卓球PRESSBACK NUMBER
張本美和16歳の表情が…団体決勝で“ある異変”「中国を五輪で初めて本気にさせた」それでも高い王者の壁…元代表監督が現地で見た“決定的な差”
text by
曹宇鉉Uhyon Cho
photograph byJMPA
posted2024/08/12 06:01
卓球の女子団体決勝、中国に敗れた日本。「どこか試合を楽しんでいるように見えた」張本美和16歳の恐るべきポテンシャルとは
村上 やはり格上に向かっていくときというのは楽しいものです。トップの選手に自分はどこまで通用するのか。それが選手にとって大きなモチベーションになります。精神的にもすごくいい状態だったんでしょうね。立派なチャレンジを見せてくれました。

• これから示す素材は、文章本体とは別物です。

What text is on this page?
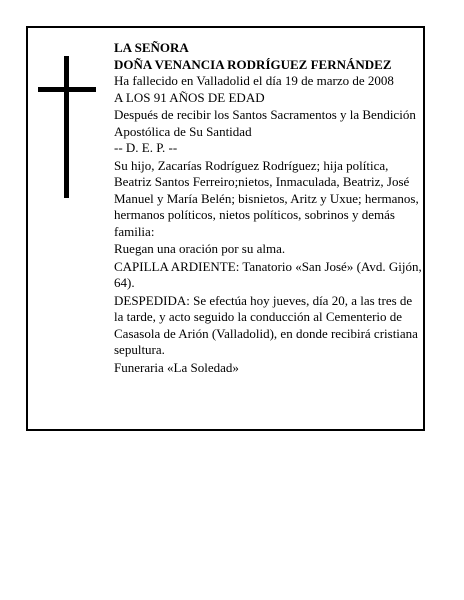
LA SEÑORA
DOÑA VENANCIA RODRÍGUEZ FERNÁNDEZ
Ha fallecido en Valladolid el día 19 de marzo de 2008
A LOS 91 AÑOS DE EDAD
Después de recibir los Santos Sacramentos y la Bendición Apostólica de Su Santidad
-- D. E. P. --
Su hijo, Zacarías Rodríguez Rodríguez; hija política, Beatriz Santos Ferreiro;nietos, Inmaculada, Beatriz, José Manuel y María Belén; bisnietos, Aritz y Uxue; hermanos, hermanos políticos, nietos políticos, sobrinos y demás familia:
Ruegan una oración por su alma.
CAPILLA ARDIENTE: Tanatorio «San José» (Avd. Gijón, 64).
DESPEDIDA: Se efectúa hoy jueves, día 20, a las tres de la tarde, y acto seguido la conducción al Cementerio de Casasola de Arión (Valladolid), en donde recibirá cristiana sepultura.
Funeraria «La Soledad»
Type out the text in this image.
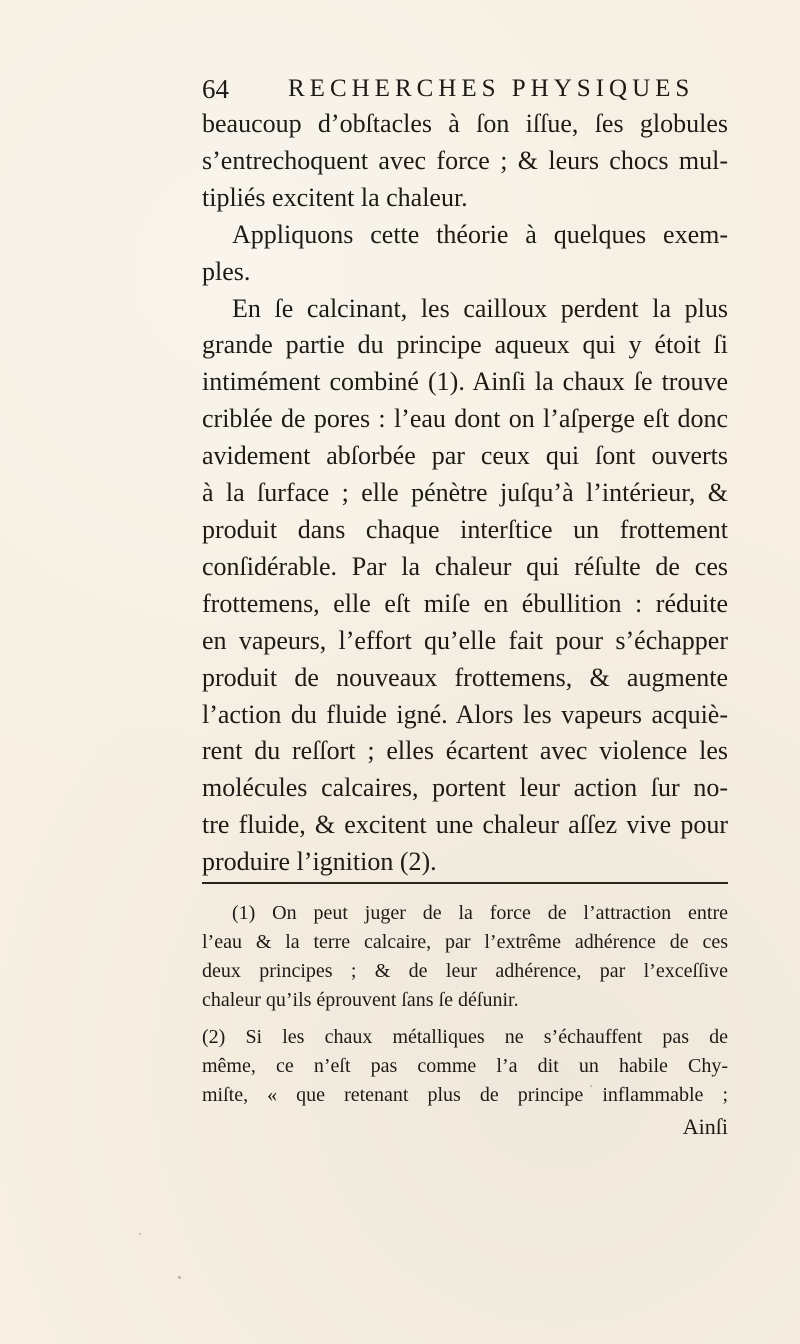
64 RECHERCHES PHYSIQUES
beaucoup d’obſtacles à ſon iſſue, ſes globules
s’entrechoquent avec force ; & leurs chocs mul-
tipliés excitent la chaleur.
Appliquons cette théorie à quelques exem-
ples.
En ſe calcinant, les cailloux perdent la plus
grande partie du principe aqueux qui y étoit ſi
intimément combiné (1). Ainſi la chaux ſe trouve
criblée de pores : l’eau dont on l’aſperge eſt donc
avidement abſorbée par ceux qui ſont ouverts
à la ſurface ; elle pénètre juſqu’à l’intérieur, &
produit dans chaque interſtice un frottement
conſidérable. Par la chaleur qui réſulte de ces
frottemens, elle eſt miſe en ébullition : réduite
en vapeurs, l’effort qu’elle fait pour s’échapper
produit de nouveaux frottemens, & augmente
l’action du fluide igné. Alors les vapeurs acquiè-
rent du reſſort ; elles écartent avec violence les
molécules calcaires, portent leur action ſur no-
tre fluide, & excitent une chaleur aſſez vive pour
produire l’ignition (2).
(1) On peut juger de la force de l’attraction entre
l’eau & la terre calcaire, par l’extrême adhérence de ces
deux principes ; & de leur adhérence, par l’exceſſive
chaleur qu’ils éprouvent ſans ſe déſunir.
(2) Si les chaux métalliques ne s’échauffent pas de
même, ce n’eſt pas comme l’a dit un habile Chy-
miſte, « que retenant plus de principe inflammable ;
Ainſi
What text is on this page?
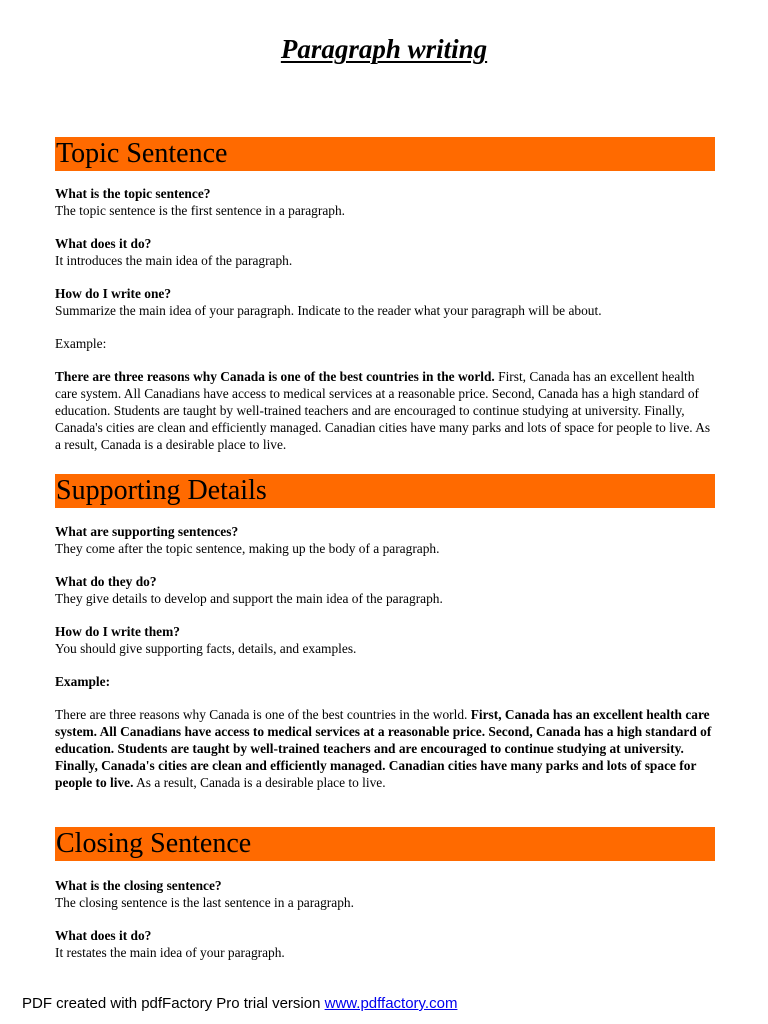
Paragraph writing
Topic Sentence

What is the topic sentence?
The topic sentence is the first sentence in a paragraph.

What does it do?
It introduces the main idea of the paragraph.

How do I write one?
Summarize the main idea of your paragraph. Indicate to the reader what your paragraph will be about.

Example:

There are three reasons why Canada is one of the best countries in the world. First, Canada has an excellent health care system. All Canadians have access to medical services at a reasonable price. Second, Canada has a high standard of education. Students are taught by well-trained teachers and are encouraged to continue studying at university. Finally, Canada's cities are clean and efficiently managed. Canadian cities have many parks and lots of space for people to live. As a result, Canada is a desirable place to live.

Supporting Details

What are supporting sentences?
They come after the topic sentence, making up the body of a paragraph.

What do they do?
They give details to develop and support the main idea of the paragraph.

How do I write them?
You should give supporting facts, details, and examples.

Example:

There are three reasons why Canada is one of the best countries in the world. First, Canada has an excellent health care system. All Canadians have access to medical services at a reasonable price. Second, Canada has a high standard of education. Students are taught by well-trained teachers and are encouraged to continue studying at university. Finally, Canada's cities are clean and efficiently managed. Canadian cities have many parks and lots of space for people to live. As a result, Canada is a desirable place to live.

Closing Sentence

What is the closing sentence?
The closing sentence is the last sentence in a paragraph.

What does it do?
It restates the main idea of your paragraph.

PDF created with pdfFactory Pro trial version www.pdffactory.com
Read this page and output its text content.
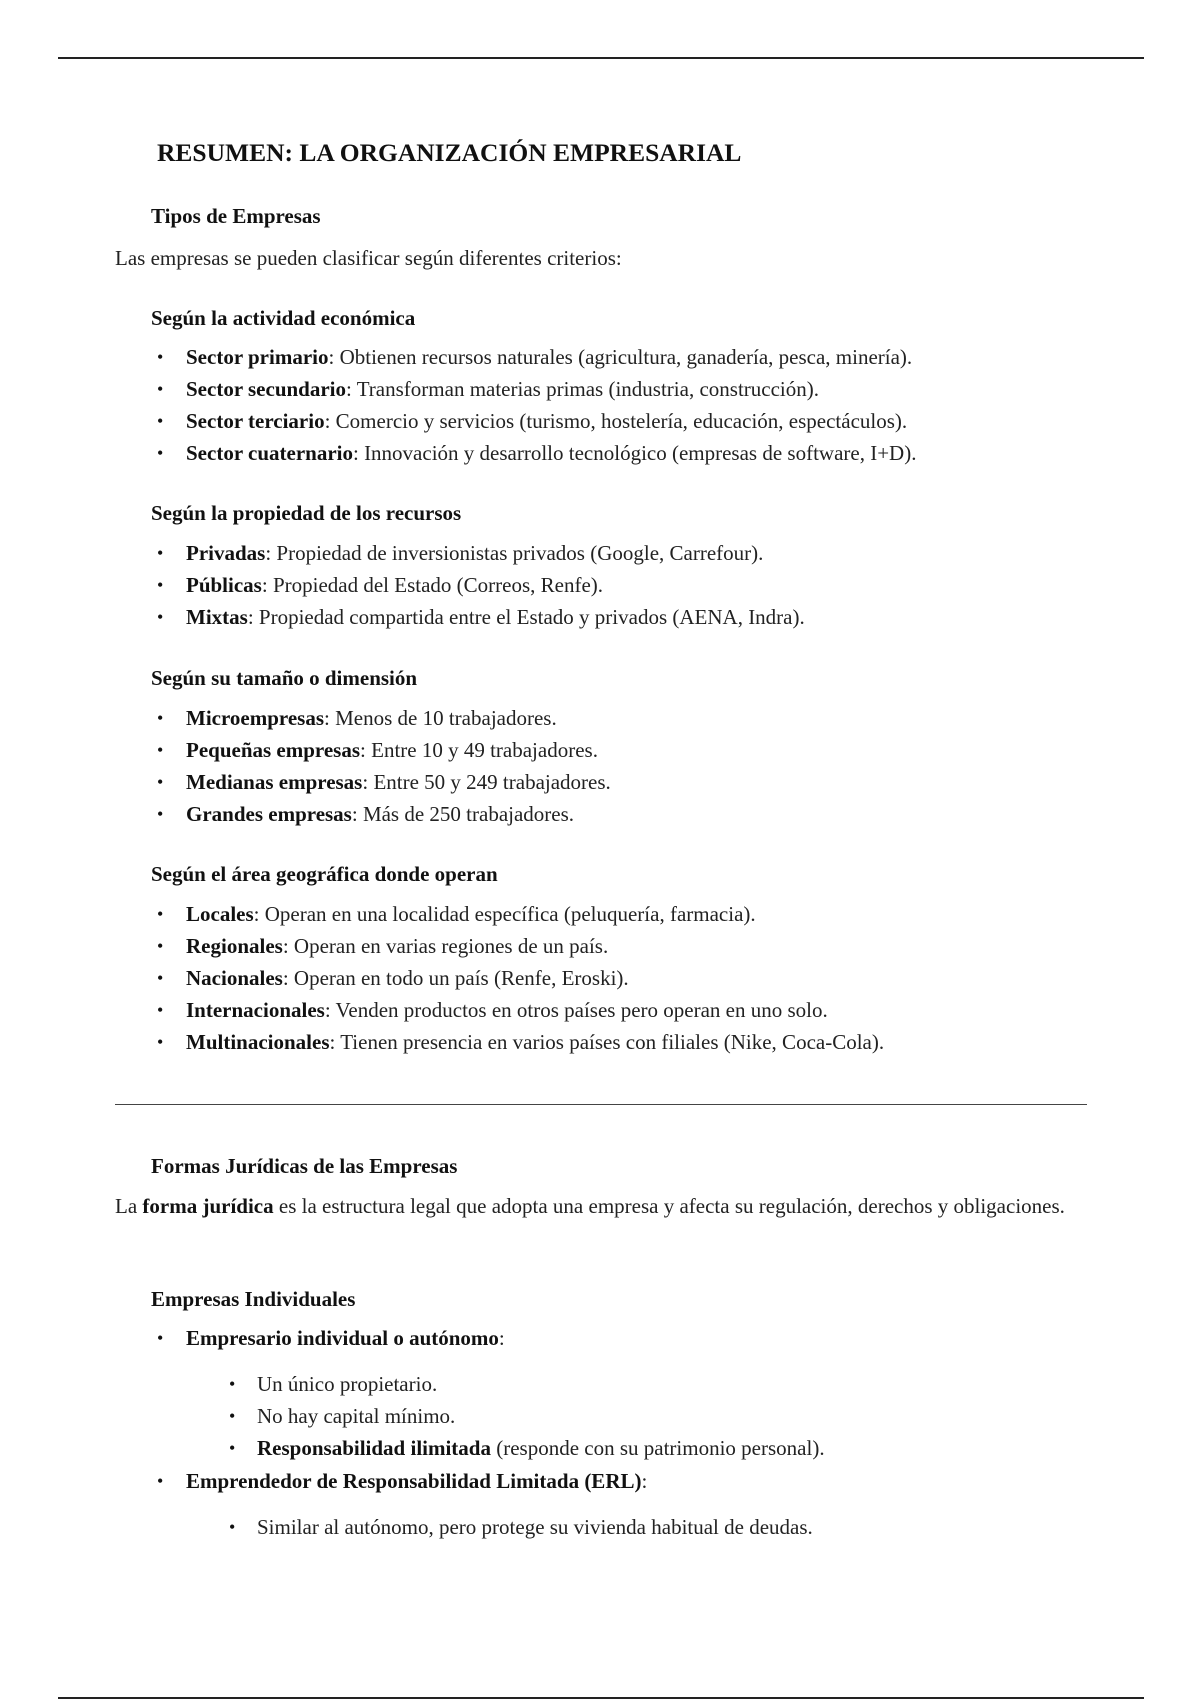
RESUMEN: LA ORGANIZACIÓN EMPRESARIAL
Tipos de Empresas

Las empresas se pueden clasificar según diferentes criterios:

Según la actividad económica
• Sector primario: Obtienen recursos naturales (agricultura, ganadería, pesca, minería).
• Sector secundario: Transforman materias primas (industria, construcción).
• Sector terciario: Comercio y servicios (turismo, hostelería, educación, espectáculos).
• Sector cuaternario: Innovación y desarrollo tecnológico (empresas de software, I+D).
Según la propiedad de los recursos
• Privadas: Propiedad de inversionistas privados (Google, Carrefour).
• Públicas: Propiedad del Estado (Correos, Renfe).
• Mixtas: Propiedad compartida entre el Estado y privados (AENA, Indra).
Según su tamaño o dimensión
• Microempresas: Menos de 10 trabajadores.
• Pequeñas empresas: Entre 10 y 49 trabajadores.
• Medianas empresas: Entre 50 y 249 trabajadores.
• Grandes empresas: Más de 250 trabajadores.
Según el área geográfica donde operan
• Locales: Operan en una localidad específica (peluquería, farmacia).
• Regionales: Operan en varias regiones de un país.
• Nacionales: Operan en todo un país (Renfe, Eroski).
• Internacionales: Venden productos en otros países pero operan en uno solo.
• Multinacionales: Tienen presencia en varios países con filiales (Nike, Coca-Cola).
Formas Jurídicas de las Empresas

La forma jurídica es la estructura legal que adopta una empresa y afecta su regulación, derechos y obligaciones.

Empresas Individuales
• Empresario individual o autónomo:
• Un único propietario.
• No hay capital mínimo.
• Responsabilidad ilimitada (responde con su patrimonio personal).
• Emprendedor de Responsabilidad Limitada (ERL):
• Similar al autónomo, pero protege su vivienda habitual de deudas.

――張本選手の今後の可能性についてはどう考えていますか?
村上 まだ16歳ですからね。身体的な伸びしろという意味では大きなものを持っていますし、4年後のロス五輪で中心になってくれることを期待したいです。今回得た自信が高い集中力につながり、集中することで感覚もどんどん良くなっていく。加えて張本の場合、苦手な戦型がないというのも強みです。しばしば番狂わせを起こす格下の“イヤなラバー”を貼っている選手も苦にしない。トーナメントでも安定した成績を残せると思います。世界のトップにいけるポテンシャルは持っていますから。
日本と中国の“決定的な差”
――日本の善戦が目立った一方で、「ここぞ」の場面での中国の底力、粘り強さは驚異的でした。勝敗を分けた日本と中国の差は、いったいどこにあるのでしょうか。
村上 一番のポイントは守備力です。中国の選手たちは、打たれても抜かせない守備力を持っている。そして守備力があるからこそ、9-9、10-10の場面で難しいボールを打たない。相手に先手を取られても我慢強く返していく。日本の選手は、相手の返球が少しでも甘いとすぐ勝負にいってしまう。そこが大きな違いです。
――中国の選手からは瀬戸際での精神力の強さを感じるのですが、メンタルよりも技術ですか。
村上 よく「メンタルの違い」と言われますが、メンタルだけを鍛える方法はないんです。戦術と技術で上回って、初めてメンタルでも上にいける。まずは守備力を鍛えて、どんな状況でもきっちり返す。そこを徹底するのがなにより重要だと思います。あとは戦術的な引き出しを増やすこと。たとえば中国の選手は、試合終盤にそれまで温存していたサーブを出して、レシーブのミスを誘うことがよくあります。日本の選手も手札をより増やしていく必要があるでしょうね。